意気揚々と讃辞の言葉を並べ立てて、彼に渡されたのは一枚の紙切れだった。ちらりともう少し何かないものかとも思ったが、彼もそこまで気にしていないようだし、そもそもその紙切れでさえ彼は表情でいらないといっていた。
「勇敢なトレーナーさん!私達はテレビの取材なのだけど、少しインタビューをさせてもらってもいいかしら!」
爛々と目を輝かせた女性が彼の元にせまっていた。今回の彼の働きを称して感謝状を贈る場を設けたのはカントー警察と、私も所属しているポケモンリーグだ。この取材陣は恐らくリーグの連中が呼んだのだろう。子供達にポケモントレーナーという生業の好印象を植え付けるには持って来いの広告塔だというわけだろうな。

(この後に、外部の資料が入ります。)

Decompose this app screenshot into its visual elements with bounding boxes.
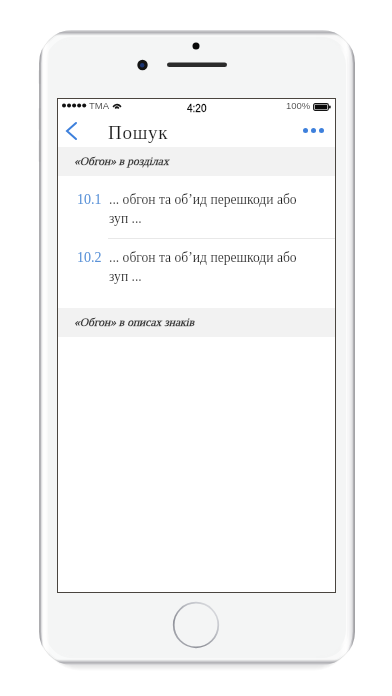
button[interactable]: 10.1 bbox=[58, 176, 335, 234]
button[interactable]: Back bbox=[58, 118, 84, 147]
staticText: 100% bbox=[286, 100, 311, 111]
staticText: «Обгон» в розділах bbox=[74, 155, 169, 168]
staticText: 10.2 bbox=[77, 250, 109, 266]
staticText: Пошук bbox=[108, 122, 169, 143]
staticText: TMA bbox=[89, 100, 110, 111]
button[interactable]: «Обгон» в розділах bbox=[58, 147, 335, 176]
staticText: 10.1 bbox=[77, 192, 109, 208]
staticText: «Обгон» в описах знаків bbox=[74, 316, 195, 329]
button[interactable]: «Обгон» в описах знаків bbox=[58, 308, 335, 337]
button[interactable]: More options bbox=[303, 116, 324, 145]
button[interactable]: 10.2 bbox=[58, 234, 335, 292]
staticText: ... обгон та об’ид перешкоди або зуп ... bbox=[109, 250, 297, 284]
staticText: ... обгон та об’ид перешкоди або зуп ... bbox=[109, 192, 297, 226]
staticText: 4:20 bbox=[187, 103, 207, 114]
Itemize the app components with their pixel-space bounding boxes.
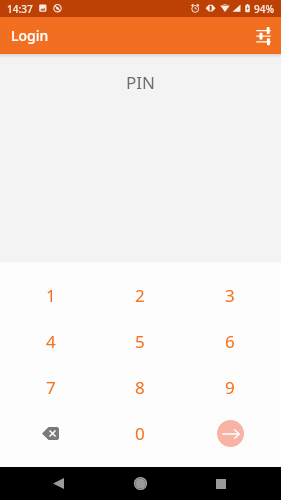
staticText: 3 — [225, 284, 235, 307]
staticText: 1 — [46, 284, 56, 307]
button[interactable]: 2 — [95, 272, 185, 318]
button[interactable]: Home — [120, 467, 161, 500]
staticText: 14:37 — [7, 2, 33, 16]
button[interactable]: PIN — [0, 54, 281, 98]
staticText: PIN — [126, 71, 155, 94]
button[interactable]: 7 — [6, 364, 95, 410]
staticText: 8 — [135, 376, 145, 399]
button[interactable]: 9 — [185, 364, 275, 410]
button[interactable]: 0 — [95, 410, 185, 456]
button[interactable]: Submit — [217, 420, 244, 447]
button[interactable]: 5 — [95, 318, 185, 364]
button[interactable]: 8 — [95, 364, 185, 410]
button[interactable]: Back — [38, 467, 79, 500]
staticText: 94% — [254, 2, 274, 16]
button[interactable]: 6 — [185, 318, 275, 364]
button[interactable]: Recents — [200, 467, 241, 500]
button[interactable]: 4 — [6, 318, 95, 364]
staticText: 9 — [225, 376, 235, 399]
button[interactable]: 1 — [6, 272, 95, 318]
staticText: 5 — [135, 330, 145, 353]
staticText: Login — [11, 26, 49, 45]
staticText: 6 — [225, 330, 235, 353]
staticText: 0 — [135, 422, 145, 445]
button[interactable]: 3 — [185, 272, 275, 318]
button[interactable]: Settings — [248, 21, 278, 51]
button[interactable]: Backspace — [6, 410, 95, 456]
staticText: 2 — [135, 284, 145, 307]
staticText: 4 — [46, 330, 56, 353]
staticText: 7 — [46, 376, 56, 399]
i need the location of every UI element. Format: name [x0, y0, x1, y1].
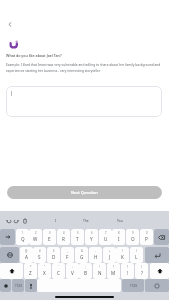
staticText: (: [122, 249, 123, 253]
staticText: ?: [141, 270, 143, 276]
staticText: :: [72, 265, 73, 269]
button[interactable]: 2: [29, 229, 42, 245]
staticText: Z: [29, 270, 32, 276]
staticText: 2: [35, 231, 37, 235]
button[interactable]: [6, 86, 162, 117]
button[interactable]: &: [75, 247, 88, 263]
staticText: Example: I liked that Imani was very vul…: [6, 63, 167, 73]
button[interactable]: +: [103, 247, 116, 263]
button[interactable]: ?: [107, 263, 120, 279]
button[interactable]: Back: [3, 18, 15, 30]
button[interactable]: 9: [126, 229, 139, 245]
button[interactable]: !: [93, 263, 106, 279]
button[interactable]: 1: [16, 229, 29, 245]
staticText: 1: [127, 265, 129, 269]
button[interactable]: Numbers: [122, 279, 144, 292]
staticText: 1: [22, 231, 24, 235]
button[interactable]: _: [61, 247, 74, 263]
button[interactable]: I: [44, 213, 68, 226]
button[interactable]: Clipboard: [20, 216, 29, 225]
button[interactable]: -: [89, 247, 102, 263]
staticText: You: [117, 218, 123, 222]
staticText: C: [57, 270, 60, 276]
staticText: T: [76, 236, 79, 242]
staticText: S: [38, 254, 41, 260]
staticText: O: [131, 236, 135, 242]
button[interactable]: Redo: [11, 216, 20, 225]
staticText: B: [84, 270, 87, 276]
staticText: F: [66, 254, 69, 260]
staticText: ': [58, 265, 59, 269]
staticText: #: [39, 249, 41, 253]
button[interactable]: Enter: [145, 247, 169, 263]
staticText: ": [44, 265, 46, 269]
staticText: *: [30, 265, 32, 269]
button[interactable]: Tab: [0, 229, 15, 245]
staticText: K: [121, 254, 124, 260]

「じゃあ、ひとつめ!この活躍を伝えたい人は誰ですか?」
少年がこくりと頷いたのを確認してレポーターがマイクを向けた。赤く純粋で綺麗な目を左右に少し泳がせてから口を小さくぱくぱくとする彼はやはり当然だが、随分幼い。
「もう少し大きな声で言えるかなあ?」
笑顔を絶やさないレポーターも完全に英雄よりも子供を相手にしていた。
「ぐ、グリーン、と、お母さん、に…」
やっと聞こえた声は酷く震えていた。どうしていいかわからないという戸惑いがひしひしと伝わってくる。
「グリーンくんは確か幼なじみの子よね!きっとその子も友達がこんなに凄いことをしたんだもの!喜んでいると思うなあ!お母さんにも旅を終えて帰ったら、きっと褒めてもらえるわね!」
ただ、レポーターはそんな彼の様子を汲み取れないらしい…というより、彼女の意識はあの無機質なレンズにしか向いていないのだろう。だから私はメディアはあまり好きではない。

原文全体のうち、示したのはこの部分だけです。